WASHINGTON: Ketchum bore no responsibility for disclosing columnist and pundit Armstrong Williams' status as a paid advocate for the Department of Education (DoE), said Lorraine Thelian, senior partner in charge of North American operations for the Omnicom agency.

WASHINGTON: Ketchum bore no responsibility for disclosing columnist and pundit Armstrong Williams' status as a paid advocate for the Department of Education (DoE), said Lorraine Thelian, senior partner in charge of North American operations for the Omnicom agency.

"[Williams] has said numerous times that he should've disclosed and we agree with that," she said. "We would assume that the commentator pundit/would disclose. That's an assumption that you make."

As part of a contract with the DoE, Ketchum arranged for Williams to be paid $240,000 to tape ads about the No Child Left Behind Act and to comment on the bipartisan-approved law during his broadcasts.

But Thelian, in the agency's only comments to the media since the contract was reported in USA Today on January 7, denied charges that Ketchum had acted inappropriately.

"It's not like we were pitching him to other media as a spokesperson," she said. "Whatever he did once that contract was put together, he did on his own."

Thelian said that Ketchum did not contractually require Armstrong to disclose the arrangement.

"We would never typically do that," she said. "But maybe it's something that we should be looking at in the future."

Williams said he did disclose his financial arrangement with the DoE on several occasions, but took responsibility for the oversight.

"I made the decision," Williams told PRWeek. "No one can blame Ketchum for my lapse in ethical judgment."

Thelian said Ketchum has already conducted an internal review of government contracts and has not discovered any similar problems. An external review is also planned.

Nonetheless, several congressional Democrats are demanding an investigation, citing a possible violation of the Publicity & Propaganda Act. The act states that the government cannot release information or promotional products without clearly identifying itself as the source.

Ketchum, Home Front Communications, and the Department of Health and Human Services were already cited for violating the act by the General Accounting Office last year after producing VNRs promoting a new Medicare law that did not identify themselves as government productions.

Objections are being voiced within the PR community, as well.
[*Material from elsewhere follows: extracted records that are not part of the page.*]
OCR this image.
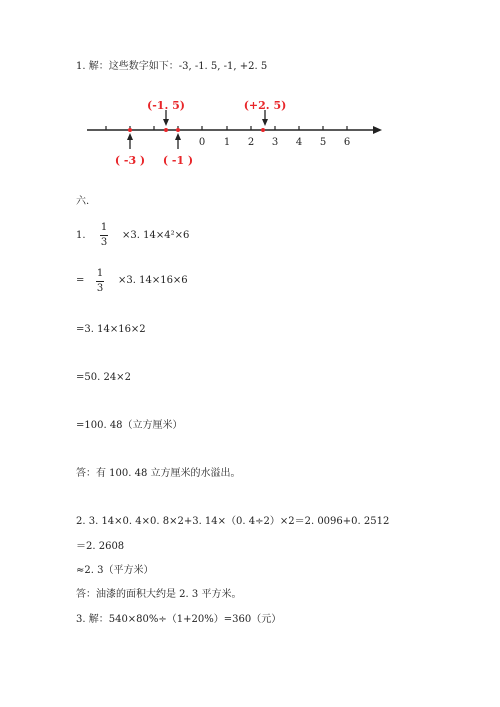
1. 解：这些数字如下：-3, -1. 5, -1, +2. 5
0 1 2 3 4 5 6
(-1. 5)	(+2. 5)
( -3 ) ( -1 )
六.
1.
1
3
×3. 14×4²×6
=
1
3
×3. 14×16×6
=3. 14×16×2
=50. 24×2
=100. 48（立方厘米）
答：有 100. 48 立方厘米的水溢出。
2. 3. 14×0. 4×0. 8×2+3. 14×（0. 4÷2）×2＝2. 0096+0. 2512
＝2. 2608
≈2. 3（平方米）
答：油漆的面积大约是 2. 3 平方米。
3. 解：540×80%÷（1+20%）=360（元）
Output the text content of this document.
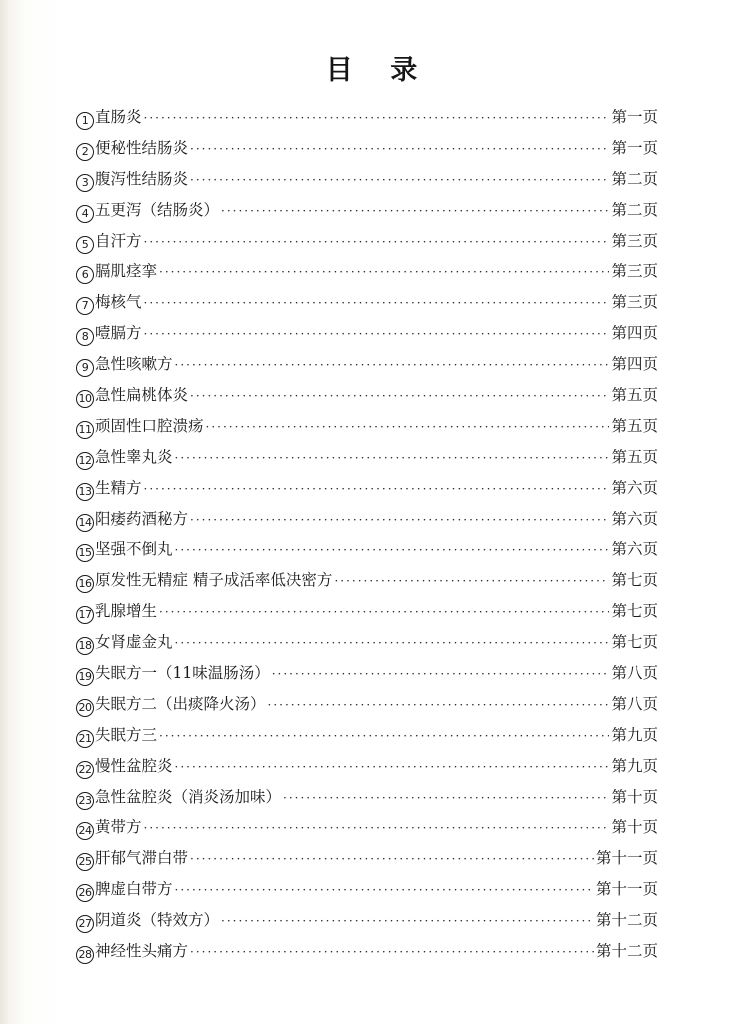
目 录
1 直肠炎 ·····	第一页
2 便秘性结肠炎 ·····	第一页
3 腹泻性结肠炎 ·····	第二页
4 五更泻（结肠炎） ·····	第二页
5 自汗方 ·····	第三页
6 膈肌痉挛 ·····	第三页
7 梅核气 ·····	第三页
8 噎膈方 ·····	第四页
9 急性咳嗽方 ·····	第四页
10 急性扁桃体炎 ·····	第五页
11 顽固性口腔溃疡 ·····	第五页
12 急性睾丸炎 ·····	第五页
13 生精方 ·····	第六页
14 阳痿药酒秘方 ·····	第六页
15 坚强不倒丸 ·····	第六页
16 原发性无精症 精子成活率低决密方 ·····	第七页
17 乳腺增生 ·····	第七页
18 女肾虚金丸 ·····	第七页
19 失眠方一（11味温肠汤） ·····	第八页
20 失眠方二（出痰降火汤） ·····	第八页
21 失眠方三 ·····	第九页
22 慢性盆腔炎 ·····	第九页
23 急性盆腔炎（消炎汤加味） ·····	第十页
24 黄带方 ·····	第十页
25 肝郁气滞白带 ·····	第十一页
26 脾虚白带方 ·····	第十一页
27 阴道炎（特效方） ·····	第十二页
28 神经性头痛方 ·····	第十二页
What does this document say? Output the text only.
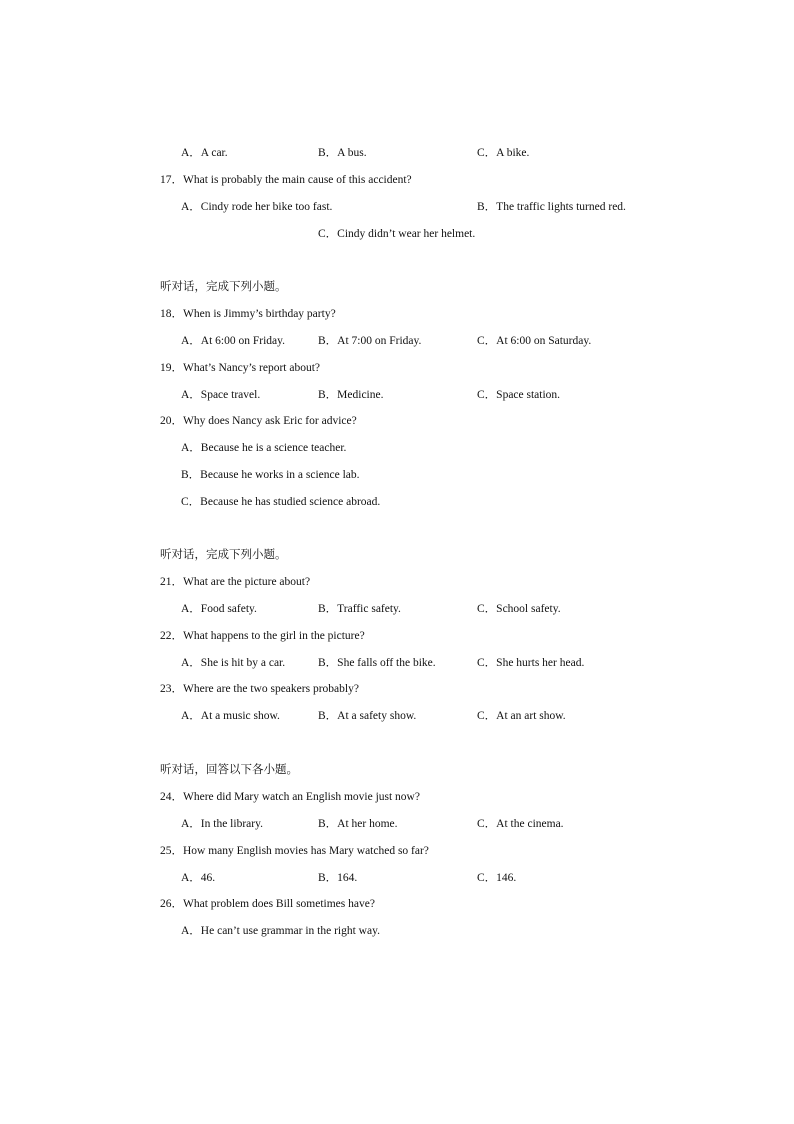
A．A car.	B．A bus.	C．A bike.
17．What is probably the main cause of this accident?
A．Cindy rode her bike too fast.	B．The traffic lights turned red.
C．Cindy didn’t wear her helmet.
听对话，完成下列小题。
18．When is Jimmy’s birthday party?
A．At 6:00 on Friday.	B．At 7:00 on Friday.	C．At 6:00 on Saturday.
19．What’s Nancy’s report about?
A．Space travel.	B．Medicine.	C．Space station.
20．Why does Nancy ask Eric for advice?
A．Because he is a science teacher.
B．Because he works in a science lab.
C．Because he has studied science abroad.
听对话，完成下列小题。
21．What are the picture about?
A．Food safety.	B．Traffic safety.	C．School safety.
22．What happens to the girl in the picture?
A．She is hit by a car.	B．She falls off the bike.	C．She hurts her head.
23．Where are the two speakers probably?
A．At a music show.	B．At a safety show.	C．At an art show.
听对话，回答以下各小题。
24．Where did Mary watch an English movie just now?
A．In the library.	B．At her home.	C．At the cinema.
25．How many English movies has Mary watched so far?
A．46.	B．164.	C．146.
26．What problem does Bill sometimes have?
A．He can’t use grammar in the right way.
Judith Phair, president of the Public Relations Society of America, said Ketchum's arrangement violated generally accepted disclosure rules.

"There is a bond of trust that has to exist among the public relations professionals, the media, and the general community," she said. "It is clearly unethical when that disclosure does not occur."

Williams episode sparks debate on disclosure ethics

The controversy surrounding Ketchum's subcontract with Armstrong Williams has ignited an emotional debate within the industry over the ethics of disclosure.

The fact remains that there is no single set of professional rules to which all practitioners adhere. However, several professional groups do publish ethical guidelines.

The PRSA Code of Provisions' "Disclosure of Information" section reads: "A member shall ... reveal the sponsors for causes and interests represented," and proscribes front groups and lying by omission. Another section characterizes the practice of giving gifts to influence press coverage as "improper conduct."

The Council of PR Firms' Code of Ethics reads, "In communicating with the public and media, member firms will maintain total accuracy and truthfulness. ... The sources of communications and sponsors of activities will not be concealed."

President Tom Martin of the Arthur W. Page Society, which counts Ketchum chairman emeritus David Drobis among its VPs, said, "We can be passionate advocates for a particular position ... but we have to make clear the source of that advocacy."